In the event that the Trustee prevails in the New York State Action, or in the event that the Receiver obtains and enforces a judgment in (or settles) the London Action and remits to AIB the “net” proceeds recovered in the London Action (the “Recovery Amount”), AIB will be reimbursed for all expenses incurred in connection with funding Brown & Wood’s representation of the Trustee in the New York State Action. The Trustee will receive the lesser of (a) $500,000, or (b) five percent of the balance of the Recovery Amount net of such reimbursement. The proceeds of the Recovery Amount will go to pay creditors of the Debtor and remaining administrative expenses, if any, of the estate. AIB’s claim against the debtor will be subordinated to those of the unsecured creditors. (Bankr. Dec. at 5).

Higgins and Tyree’s Counteroffer

Higgins and Tyree assert that they, too, made an “offer” in the Bankruptcy Court to the Trustee in response to the Funding Agreement. Their offer included the following: (1) a settlement of the New York State Action on stipulated facts proposed by them and entry of a judgment against the Debtor; (2) payment of $50,000 for the purchase of estate assets including claims against current and former officers and directors of the Debtor; and (3) subordination of Higgins’ and Tyree’s rights of recovery in the New York State Action to the rights of other creditors of the estate.

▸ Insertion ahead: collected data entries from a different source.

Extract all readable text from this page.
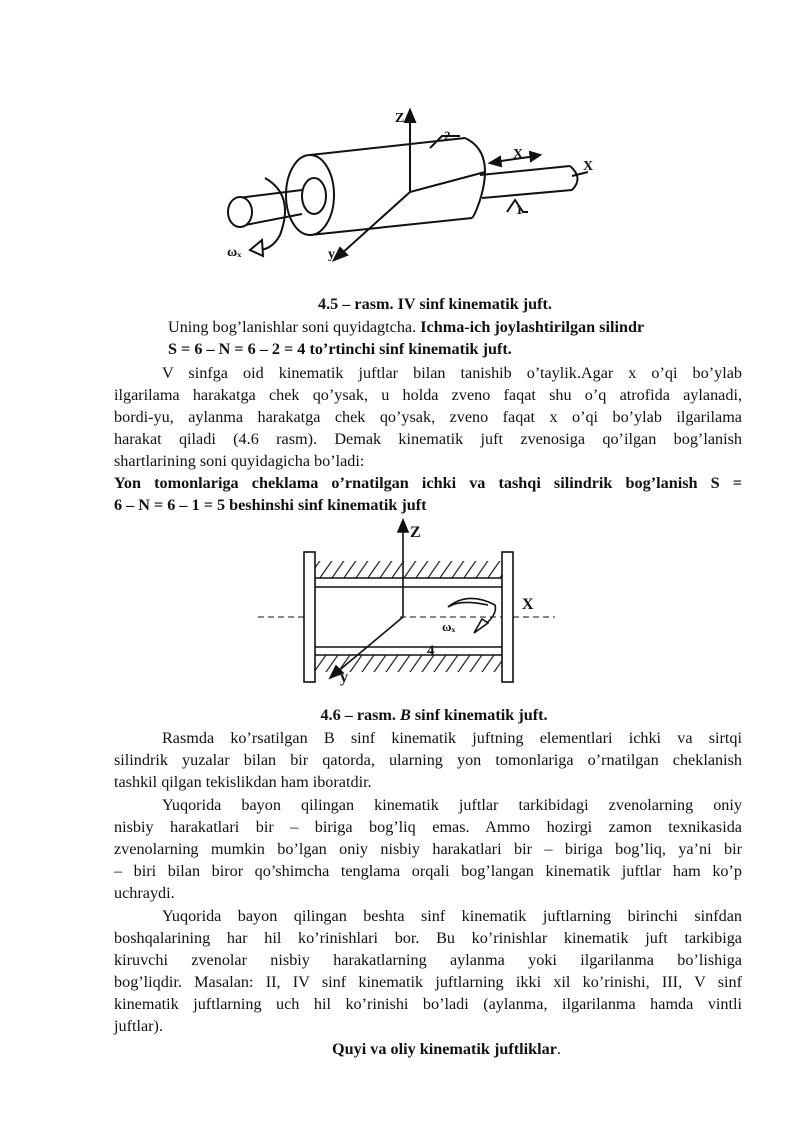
Z
X
y
X
2
1
ωₓ
4.5 – rasm. IV sinf kinematik juft.
Uning bog’lanishlar soni quyidagtcha. Ichma-ich joylashtirilgan silindr
S = 6 – N = 6 – 2 = 4 to’rtinchi sinf kinematik juft.
V sinfga oid kinematik juftlar bilan tanishib o’taylik.Agar x o’qi bo’ylab
ilgarilama harakatga chek qo’ysak, u holda zveno faqat shu o’q atrofida aylanadi,
bordi-yu, aylanma harakatga chek qo’ysak, zveno faqat x o’qi bo’ylab ilgarilama
harakat qiladi (4.6 rasm). Demak kinematik juft zvenosiga qo’ilgan bog’lanish
shartlarining soni quyidagicha bo’ladi:
Yon tomonlariga cheklama o’rnatilgan ichki va tashqi silindrik bog’lanish S =
6 – N = 6 – 1 = 5 beshinshi sinf kinematik juft
Z
X
y
ωₓ
4
4.6 – rasm. B sinf kinematik juft.
Rasmda ko’rsatilgan B sinf kinematik juftning elementlari ichki va sirtqi
silindrik yuzalar bilan bir qatorda, ularning yon tomonlariga o’rnatilgan cheklanish
tashkil qilgan tekislikdan ham iboratdir.
Yuqorida bayon qilingan kinematik juftlar tarkibidagi zvenolarning oniy
nisbiy harakatlari bir – biriga bog’liq emas. Ammo hozirgi zamon texnikasida
zvenolarning mumkin bo’lgan oniy nisbiy harakatlari bir – biriga bog’liq, ya’ni bir
– biri bilan biror qo’shimcha tenglama orqali bog’langan kinematik juftlar ham ko’p
uchraydi.
Yuqorida bayon qilingan beshta sinf kinematik juftlarning birinchi sinfdan
boshqalarining har hil ko’rinishlari bor. Bu ko’rinishlar kinematik juft tarkibiga
kiruvchi zvenolar nisbiy harakatlarning aylanma yoki ilgarilanma bo’lishiga
bog’liqdir. Masalan: II, IV sinf kinematik juftlarning ikki xil ko’rinishi, III, V sinf
kinematik juftlarning uch hil ko’rinishi bo’ladi (aylanma, ilgarilanma hamda vintli
juftlar).
Quyi va oliy kinematik juftliklar.
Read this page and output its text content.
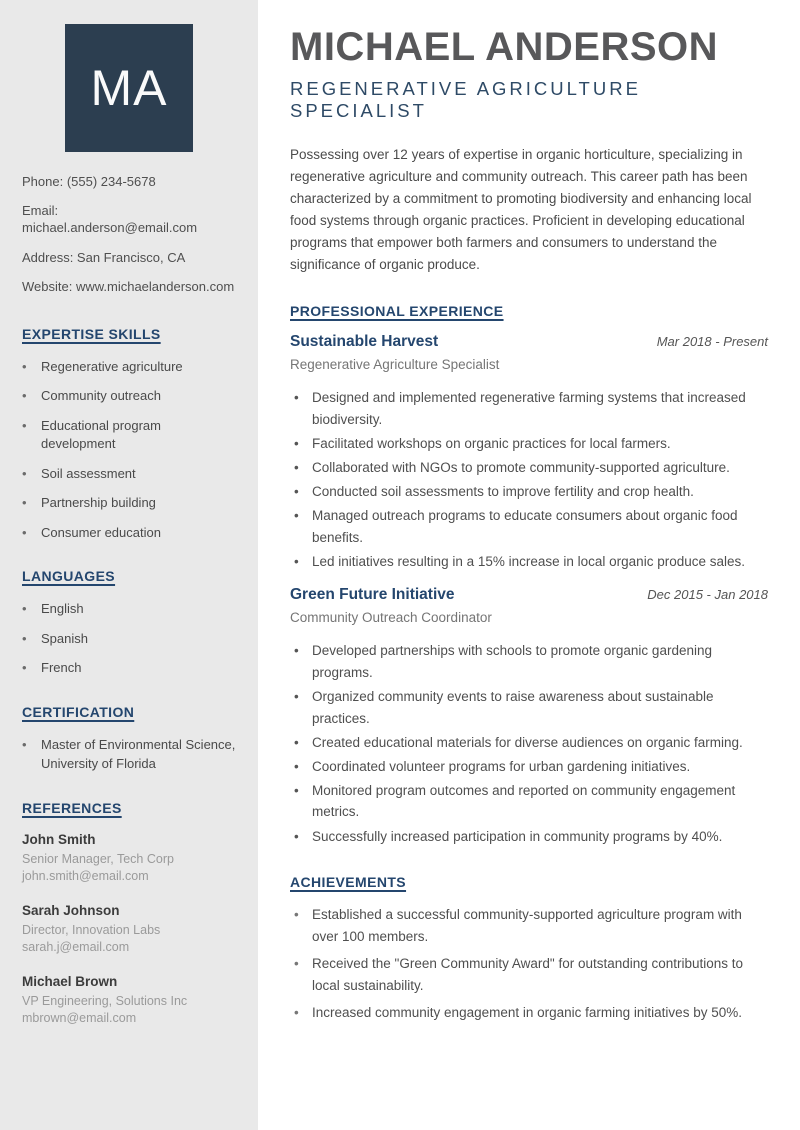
MA
Phone: (555) 234-5678
Email: michael.anderson@email.com
Address: San Francisco, CA
Website: www.michaelanderson.com
EXPERTISE SKILLS
•	Regenerative agriculture
•	Community outreach
•	Educational program development
•	Soil assessment
•	Partnership building
•	Consumer education
LANGUAGES
•	English
•	Spanish
•	French
CERTIFICATION
•	Master of Environmental Science, University of Florida
REFERENCES
John Smith
Senior Manager, Tech Corp
john.smith@email.com
Sarah Johnson
Director, Innovation Labs
sarah.j@email.com
Michael Brown
VP Engineering, Solutions Inc
mbrown@email.com
MICHAEL ANDERSON
REGENERATIVE AGRICULTURE SPECIALIST

Possessing over 12 years of expertise in organic horticulture, specializing in regenerative agriculture and community outreach. This career path has been characterized by a commitment to promoting biodiversity and enhancing local food systems through organic practices. Proficient in developing educational programs that empower both farmers and consumers to understand the significance of organic produce.

PROFESSIONAL EXPERIENCE
Sustainable Harvest	Mar 2018 - Present
Regenerative Agriculture Specialist
• Designed and implemented regenerative farming systems that increased biodiversity.
• Facilitated workshops on organic practices for local farmers.
• Collaborated with NGOs to promote community-supported agriculture.
• Conducted soil assessments to improve fertility and crop health.
• Managed outreach programs to educate consumers about organic food benefits.
• Led initiatives resulting in a 15% increase in local organic produce sales.
Green Future Initiative	Dec 2015 - Jan 2018
Community Outreach Coordinator
• Developed partnerships with schools to promote organic gardening programs.
• Organized community events to raise awareness about sustainable practices.
• Created educational materials for diverse audiences on organic farming.
• Coordinated volunteer programs for urban gardening initiatives.
• Monitored program outcomes and reported on community engagement metrics.
• Successfully increased participation in community programs by 40%.
ACHIEVEMENTS
• Established a successful community-supported agriculture program with over 100 members.
• Received the "Green Community Award" for outstanding contributions to local sustainability.
• Increased community engagement in organic farming initiatives by 50%.
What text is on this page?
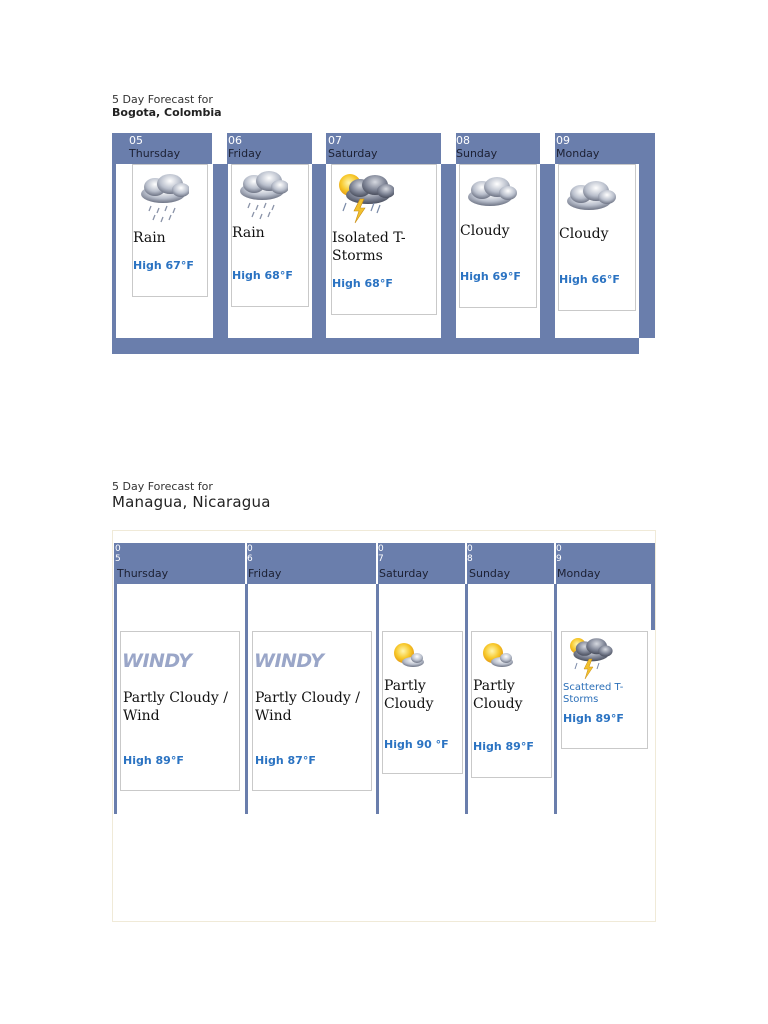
5 Day Forecast for
Bogota, Colombia
05
Thursday
Rain
High 67°F
06
Friday
Rain
High 68°F
07
Saturday
Isolated T-Storms
High 68°F
08
Sunday
Cloudy
High 69°F
09
Monday
Cloudy
High 66°F
5 Day Forecast for
Managua, Nicaragua
0
5
Thursday
0
6
Friday
0
7
Saturday
0
8
Sunday
0
9
Monday
WINDY
Partly Cloudy / Wind
High 89°F
WINDY
Partly Cloudy / Wind
High 87°F
Partly Cloudy
High 90 °F
Partly Cloudy
High 89°F
Scattered T-Storms
High 89°F
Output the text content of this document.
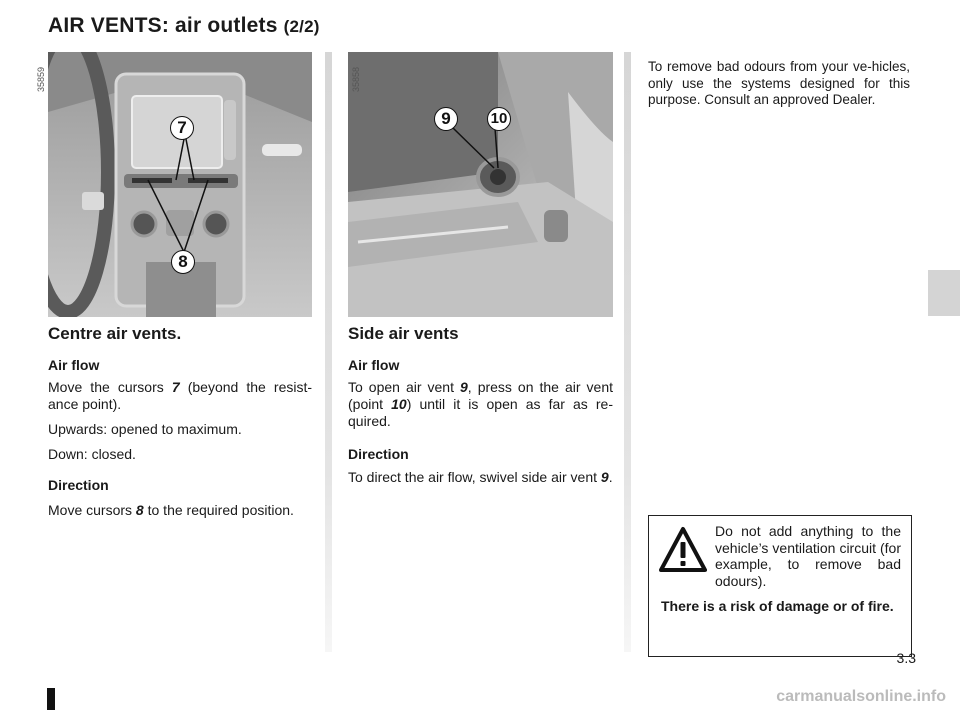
AIR VENTS: air outlets (2/2)
7
8
35859
9	10
35858
Centre air vents.
Air flow

Move the cursors 7 (beyond the resist-ance point).

Upwards: opened to maximum.

Down: closed.

Direction

Move cursors 8 to the required position.

Side air vents
Air flow

To open air vent 9, press on the air vent (point 10) until it is open as far as re-quired.

Direction

To direct the air flow, swivel side air vent 9.

To remove bad odours from your ve-hicles, only use the systems designed for this purpose. Consult an approved Dealer.

Do not add anything to the vehicle’s ventilation circuit (for example, to remove bad odours).
There is a risk of damage or of fire.
3.3
carmanualsonline.info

Bankruptcy Court Proceeding

The Bankruptcy Court approved the Funding Agreement between the Trustee and AIB under Bankruptcy Rule 9019, 4 finding the Funding Agreement to be both reasonable and in the best interest of the Debtor’s estate. In addition to securing $25,000 for administrative costs, the Agreement, as modified by the Bankruptcy Court, allows AIB to prosecute and defend the Trustee’s claims in both New York and London.